In 1999, when reading Nadja in a class on surrealism at Portland State, my classmates were quick to condemn Breton for not visiting Nadja at the asylum. This sort of criticism could only come from those who have never had the weight of loving someone with a mental illness. What more could Breton have done to help Nadja? And, more importantly, how close can someone get to the chaos before they are permanently damaged by it? In this case, Breton did what was right for himself. Sometimes, those like Nadja truly cannot be reached. They get locked up, or maybe they kill themselves, or more often they hurt those around them. Nadja is not a surrealist romance. There is no happy ending where Breton saves Nadja from the asylum. He is not some knight in shining armor, and Nadja is not a damsel in distress.

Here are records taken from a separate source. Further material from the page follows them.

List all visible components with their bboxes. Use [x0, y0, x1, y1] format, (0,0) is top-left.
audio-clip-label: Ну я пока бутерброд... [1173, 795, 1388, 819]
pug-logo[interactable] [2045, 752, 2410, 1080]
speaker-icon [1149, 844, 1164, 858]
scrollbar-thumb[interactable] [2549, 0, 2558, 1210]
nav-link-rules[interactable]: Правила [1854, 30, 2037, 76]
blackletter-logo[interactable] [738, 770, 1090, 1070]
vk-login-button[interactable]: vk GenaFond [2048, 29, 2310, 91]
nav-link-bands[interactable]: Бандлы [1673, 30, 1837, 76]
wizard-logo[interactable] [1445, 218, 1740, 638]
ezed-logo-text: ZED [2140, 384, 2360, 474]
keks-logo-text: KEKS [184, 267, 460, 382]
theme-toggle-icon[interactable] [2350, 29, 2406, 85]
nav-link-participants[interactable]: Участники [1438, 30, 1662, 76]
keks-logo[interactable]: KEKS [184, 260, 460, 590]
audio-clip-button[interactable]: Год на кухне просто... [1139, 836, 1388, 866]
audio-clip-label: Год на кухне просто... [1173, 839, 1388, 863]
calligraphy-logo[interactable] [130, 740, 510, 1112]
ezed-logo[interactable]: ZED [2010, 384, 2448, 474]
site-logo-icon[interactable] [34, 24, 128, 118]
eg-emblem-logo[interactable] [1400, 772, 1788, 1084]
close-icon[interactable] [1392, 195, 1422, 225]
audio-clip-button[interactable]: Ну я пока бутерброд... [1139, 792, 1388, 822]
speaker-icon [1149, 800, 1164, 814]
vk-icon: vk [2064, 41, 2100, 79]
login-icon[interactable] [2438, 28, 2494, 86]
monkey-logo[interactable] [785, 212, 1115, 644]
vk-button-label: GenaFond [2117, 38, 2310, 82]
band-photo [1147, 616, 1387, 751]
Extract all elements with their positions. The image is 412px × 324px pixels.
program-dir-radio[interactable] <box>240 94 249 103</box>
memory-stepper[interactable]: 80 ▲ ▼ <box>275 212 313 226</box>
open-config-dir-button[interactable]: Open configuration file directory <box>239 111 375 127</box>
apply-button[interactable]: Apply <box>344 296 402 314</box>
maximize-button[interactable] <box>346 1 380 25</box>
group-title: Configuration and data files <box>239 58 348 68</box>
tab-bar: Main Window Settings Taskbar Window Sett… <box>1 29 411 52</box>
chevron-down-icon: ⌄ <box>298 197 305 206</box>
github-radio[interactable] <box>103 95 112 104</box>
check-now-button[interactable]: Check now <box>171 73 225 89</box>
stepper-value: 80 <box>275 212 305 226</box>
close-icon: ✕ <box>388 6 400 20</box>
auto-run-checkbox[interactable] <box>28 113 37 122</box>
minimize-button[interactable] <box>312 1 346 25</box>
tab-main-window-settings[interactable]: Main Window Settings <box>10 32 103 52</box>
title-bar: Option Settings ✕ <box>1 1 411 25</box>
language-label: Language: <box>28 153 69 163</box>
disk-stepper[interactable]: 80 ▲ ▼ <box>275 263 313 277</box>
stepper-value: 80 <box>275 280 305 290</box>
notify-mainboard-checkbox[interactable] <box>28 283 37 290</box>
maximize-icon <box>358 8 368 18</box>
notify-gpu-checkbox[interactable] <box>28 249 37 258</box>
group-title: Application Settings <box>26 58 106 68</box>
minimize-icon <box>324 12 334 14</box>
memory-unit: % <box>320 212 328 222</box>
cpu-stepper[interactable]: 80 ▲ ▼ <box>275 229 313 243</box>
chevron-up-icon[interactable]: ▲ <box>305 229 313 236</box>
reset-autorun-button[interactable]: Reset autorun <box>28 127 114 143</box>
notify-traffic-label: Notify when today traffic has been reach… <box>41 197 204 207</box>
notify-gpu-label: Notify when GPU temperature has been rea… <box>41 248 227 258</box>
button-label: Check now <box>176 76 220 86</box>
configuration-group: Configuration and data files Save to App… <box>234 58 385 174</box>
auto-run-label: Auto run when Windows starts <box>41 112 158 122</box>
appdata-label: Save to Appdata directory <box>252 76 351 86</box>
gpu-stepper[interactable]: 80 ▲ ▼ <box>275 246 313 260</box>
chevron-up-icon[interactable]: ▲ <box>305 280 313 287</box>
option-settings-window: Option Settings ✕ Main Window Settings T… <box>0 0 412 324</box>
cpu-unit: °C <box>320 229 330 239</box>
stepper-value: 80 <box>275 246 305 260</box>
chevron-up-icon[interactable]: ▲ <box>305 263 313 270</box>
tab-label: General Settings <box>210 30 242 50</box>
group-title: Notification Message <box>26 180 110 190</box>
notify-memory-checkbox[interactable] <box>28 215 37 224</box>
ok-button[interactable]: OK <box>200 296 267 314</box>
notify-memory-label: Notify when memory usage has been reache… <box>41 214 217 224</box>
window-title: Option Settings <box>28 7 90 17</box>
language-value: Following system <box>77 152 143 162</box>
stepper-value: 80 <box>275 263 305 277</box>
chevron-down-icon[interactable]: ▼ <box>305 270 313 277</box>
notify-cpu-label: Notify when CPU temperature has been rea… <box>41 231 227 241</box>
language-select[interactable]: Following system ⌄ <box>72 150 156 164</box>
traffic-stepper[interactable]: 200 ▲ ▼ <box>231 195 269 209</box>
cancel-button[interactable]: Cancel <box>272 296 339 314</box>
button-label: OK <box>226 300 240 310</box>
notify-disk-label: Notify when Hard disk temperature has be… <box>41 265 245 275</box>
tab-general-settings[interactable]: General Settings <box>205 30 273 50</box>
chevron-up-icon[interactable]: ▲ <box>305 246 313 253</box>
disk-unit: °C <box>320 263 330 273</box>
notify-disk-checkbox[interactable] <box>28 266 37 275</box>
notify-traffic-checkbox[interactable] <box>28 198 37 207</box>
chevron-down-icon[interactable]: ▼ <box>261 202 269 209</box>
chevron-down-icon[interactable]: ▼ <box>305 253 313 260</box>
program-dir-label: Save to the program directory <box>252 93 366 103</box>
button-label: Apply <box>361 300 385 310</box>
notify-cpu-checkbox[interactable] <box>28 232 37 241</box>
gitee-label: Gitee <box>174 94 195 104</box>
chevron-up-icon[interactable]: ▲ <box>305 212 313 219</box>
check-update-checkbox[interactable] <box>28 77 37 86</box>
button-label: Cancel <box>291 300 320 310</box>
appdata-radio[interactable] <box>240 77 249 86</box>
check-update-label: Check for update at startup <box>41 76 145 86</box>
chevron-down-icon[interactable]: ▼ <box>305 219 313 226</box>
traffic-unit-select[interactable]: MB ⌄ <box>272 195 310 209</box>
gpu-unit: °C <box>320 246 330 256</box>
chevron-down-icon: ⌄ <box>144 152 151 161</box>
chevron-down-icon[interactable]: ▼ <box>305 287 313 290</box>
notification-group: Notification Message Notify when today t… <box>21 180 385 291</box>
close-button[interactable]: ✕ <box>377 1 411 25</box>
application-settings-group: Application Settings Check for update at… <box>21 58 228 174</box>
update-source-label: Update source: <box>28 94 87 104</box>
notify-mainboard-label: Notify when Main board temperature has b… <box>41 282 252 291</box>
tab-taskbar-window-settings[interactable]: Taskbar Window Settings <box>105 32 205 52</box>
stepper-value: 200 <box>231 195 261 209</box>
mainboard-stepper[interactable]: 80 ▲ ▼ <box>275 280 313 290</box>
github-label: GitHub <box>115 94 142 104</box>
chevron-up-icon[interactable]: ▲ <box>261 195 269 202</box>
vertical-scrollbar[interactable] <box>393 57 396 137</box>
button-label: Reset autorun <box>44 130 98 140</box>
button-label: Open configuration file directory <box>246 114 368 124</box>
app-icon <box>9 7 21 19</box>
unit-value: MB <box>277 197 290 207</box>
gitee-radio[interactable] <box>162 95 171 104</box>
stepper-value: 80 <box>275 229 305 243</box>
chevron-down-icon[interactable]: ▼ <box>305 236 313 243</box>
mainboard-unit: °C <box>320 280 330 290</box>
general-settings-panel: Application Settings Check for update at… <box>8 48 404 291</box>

Thinking of Nadja now, I am reminded of Cass from Charles Bukowski’s story “The Most Beautiful Woman in Town.” Cass was determined to destroy herself. She self-mutilated, sticking needles through her face, and tried to slit her own throat with a broken bottle. Bukowski's compassion was meaningless to her. He couldn’t stop her from self-destructing. It's hard to believe these two men, Bukowski and Breton, could have had anything in common. What they did have in common was their compassion for those shattered and damaged by the world. The official image of Breton is of a stern upholder of “Surrealist Law,” but I think the real world Breton, which has always been right there in front of the reader’s eyes, is the one that gets forgotten in the history books. And I think it’s the Breton I identify with most.